EPOC, la enfermedad verdugo de los fumadores

En el Día Mundial de la Enfermedad Pulmonar Obstructiva Crónica, expertos neumonólogos explican su originen casi exclusivo en el tabaquismo

Esteban Ciresa ya no puede correr. Ni trotar. Ni dar dos pasos en forma enérgica. Y no es que le faltan las piernas o tiene problemas cardíacos que le impiden hacer ejercicio. No puede respirar en forma normal y debe ejercer movimientos cortos y limitados. Tiene EPOC, producto de sus muchos años como fumador.

"A los 18 o 19 años empecé a fumar y no paré hasta hace un par de años. Allá por la década del 80 no había campañas contra el cigarrillo. Al contrario, veías las publicidades que te alentaban a fumar.
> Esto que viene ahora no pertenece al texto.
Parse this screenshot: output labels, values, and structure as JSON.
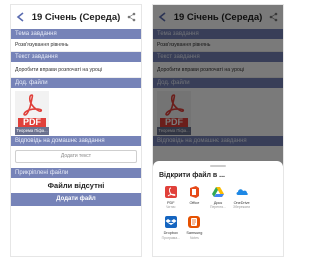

A ser canchero con el pucho y lograr todo. Pero al final no logré nada. Mi vida pende de un hilo de respiración", relata con crudeza este empleado de comercio de Lanús que tiene 54 años.

Y es que hoy, a la Enfermedad Pulmonar Obstructiva Crónica (EPOC), se la conoce como la enfermedad verdugo de los fumadores, ya que tiene casi un solo causante: el tabaquismo.

"La EPOC es una patología caracterizada por una limitación al flujo aéreo de las vías respiratorias producto de anormalidades causadas por la exposición a gases nocivos de los cuales el más frecuente es el humo del tabaco", explicó el doctor Gastón De Stefano, médico neumonólogo de INEBA.

Si bien es una afección común, prevenible y tratable, su prevalencia está directamente relacionada al hábito de fumar, aunque en países en vías de desarrollo también se consideran otros factores tales como el humo de leña o la exposición a otro tipo de gases.

Tal como le sucede a Esteban, muchos de los pacientes que viven con la enfermedad tienen serias dificultades para realizar su vida de manera normal, porque el flujo del aire a los pulmones es limitado.

Según datos de la Organización Panamericana de la Salud (OPS), se estima que tres de cuatro personas con EPOC moderado tienen limitaciones para realizar sus actividades diarias, que el 40% de los pacientes se ven forzados a retirarse de sus actividades prematuramente y que restringe hasta la capacidad para subir las escaleras. Cuando la enfermedad empeora se presentan agudizaciones frecuentes y alrededor de uno de cada cinco pacientes que experimentan una exacerbación de ese tipo, requieren hospitalización.

"Se debe sospechar la posibilidad de EPOC ante todo paciente con más de 40 años con historia de tabaquismo que haya fumado más de 10 paquetes por año y que presente síntomas respiratorios crónicos como disnea o tos habitualmente matutina y con expectoración", afirmó De Stefano.
El especialista agregó que "es importante tener en cuenta que los fumadores le restan importancia a sus síntomas por lo que se debe hacer un seguimiento riguroso de los mismos a todos los fumadores a partir de los 40 años".

Para poder diagnosticar EPOC, la espirometría es el método más utilizado, precisa el especialista, ya que el exámen consiste en un estudio que permite detectar las obstrucciones al flujo aéreo persistente. "Para su tratamiento, hay diferentes opciones farmacológicas –broncodilatadores de acción corta o prolongada y corticoides inhalados – como así también otras medidas que ayudan a aliviarlo", recordó De Stefano.

Actualmente, la EPOC, que es una enfermedad caracterizada por la destrucción de bronquiolos y alveolos, por lo tanto no puede curarse, pero sí puede tratarse. Lo más importante es dejar de fumar ya que mejora radicalmente la evolución de la enfermedad. En los enfermos de EPOC que continúan fumando, la función pulmonar deteriora aproximadamente al doble de velocidad que entre las personas con EPOC que no fuman.